Special features of the new Vajrasana For the first time a resident community will live at Vajrasana, quartered in the old farmhouse. The new retreat centre itself has many special features. The building is energy-efficient and has a low carbon footprint, designed and built to PassivHaus standards. It will have lower energy bills than the previous retreat centre despite nearly doubling in capacity, to 60 retreatants. The building uses traditional techniques such as triple glazing, insulation and photovoltaics on the roof as well as design features which use orientation and space to maximise natural light, heating and cooling. The Sangha courtyard (pictured below, in construction) is designed as a place of colour and communality, somewhere to enjoy and hang out. All the bedrooms, the dining area and the lounge lead out into it.

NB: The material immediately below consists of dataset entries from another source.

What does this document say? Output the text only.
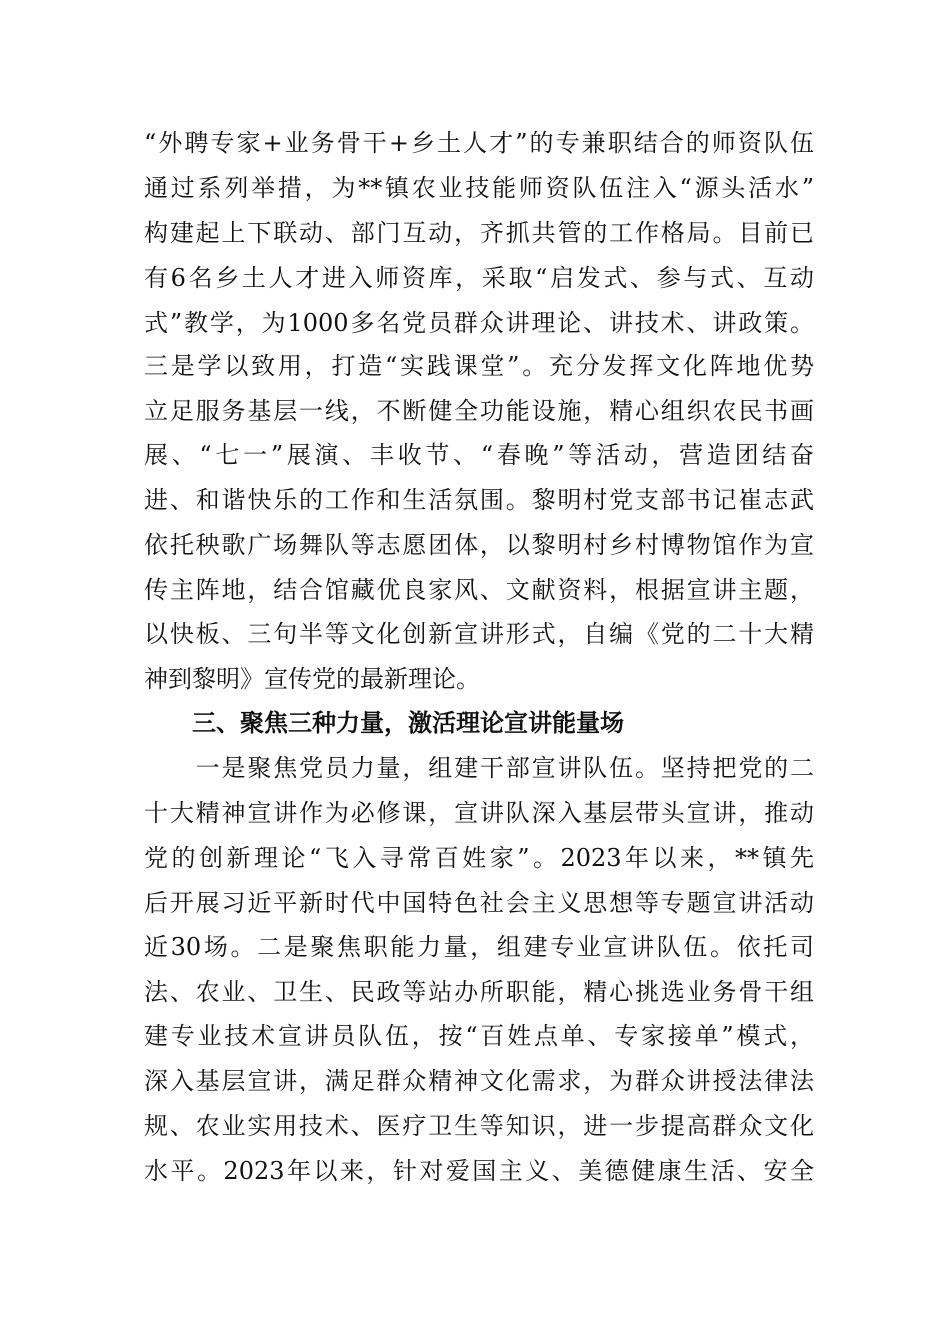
“外聘专家+业务骨干+乡土人才”的专兼职结合的师资队伍
通过系列举措，为**镇农业技能师资队伍注入“源头活水”
构建起上下联动、部门互动，齐抓共管的工作格局。目前已
有6名乡土人才进入师资库，采取“启发式、参与式、互动
式”教学，为1000多名党员群众讲理论、讲技术、讲政策。
三是学以致用，打造“实践课堂”。充分发挥文化阵地优势
立足服务基层一线，不断健全功能设施，精心组织农民书画
展、“七一”展演、丰收节、“春晚”等活动，营造团结奋
进、和谐快乐的工作和生活氛围。黎明村党支部书记崔志武
依托秧歌广场舞队等志愿团体，以黎明村乡村博物馆作为宣
传主阵地，结合馆藏优良家风、文献资料，根据宣讲主题，
以快板、三句半等文化创新宣讲形式，自编《党的二十大精
神到黎明》宣传党的最新理论。
三、聚焦三种力量，激活理论宣讲能量场
　　一是聚焦党员力量，组建干部宣讲队伍。坚持把党的二
十大精神宣讲作为必修课，宣讲队深入基层带头宣讲，推动
党的创新理论“飞入寻常百姓家”。2023年以来，**镇先
后开展习近平新时代中国特色社会主义思想等专题宣讲活动
近30场。二是聚焦职能力量，组建专业宣讲队伍。依托司
法、农业、卫生、民政等站办所职能，精心挑选业务骨干组
建专业技术宣讲员队伍，按“百姓点单、专家接单”模式，
深入基层宣讲，满足群众精神文化需求，为群众讲授法律法
规、农业实用技术、医疗卫生等知识，进一步提高群众文化
水平。2023年以来，针对爱国主义、美德健康生活、安全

Next is the Stupa Courtyard (above), arranged around this ancient Buddhist architectural form, which is also a visual reminder of impermanence. The ashes of Sangharakshita’s teacher and friend Dhardo Rinpoche will be placed inside the stupa during the opening ceremony. The Stupa Courtyard is specifically designed for collective Buddhist rituals and walking meditation, while the Akshobhya Garden (following page, upper right) is intended for more solitary contemplation. The figure floating over the pond, cast in bronze, is Akshobhya, the Buddha of ‘mirror-like’ wisdom who sees and reflects things as they truly are.


The Stupa Courtyard, Akshobhya Garden and shrine room together form the ‘Temple Precinct’, all the elements of which eventually draw us towards the Buddha in the shrine room. By the time you reach it, you will have crossed a boundary, started an inner journey, a shift reflected in the shrine room’s design. Daylight falls through the high lattice of the ‘jali wall’, moving around the shrine room during the day and passing across the Buddha. The large Buddha figure combines historical forms with suggestions of the archetype that the Buddha embodies. It sits in a golden niche, symbolising the beauty of the transcendental breaking through into the shrine room.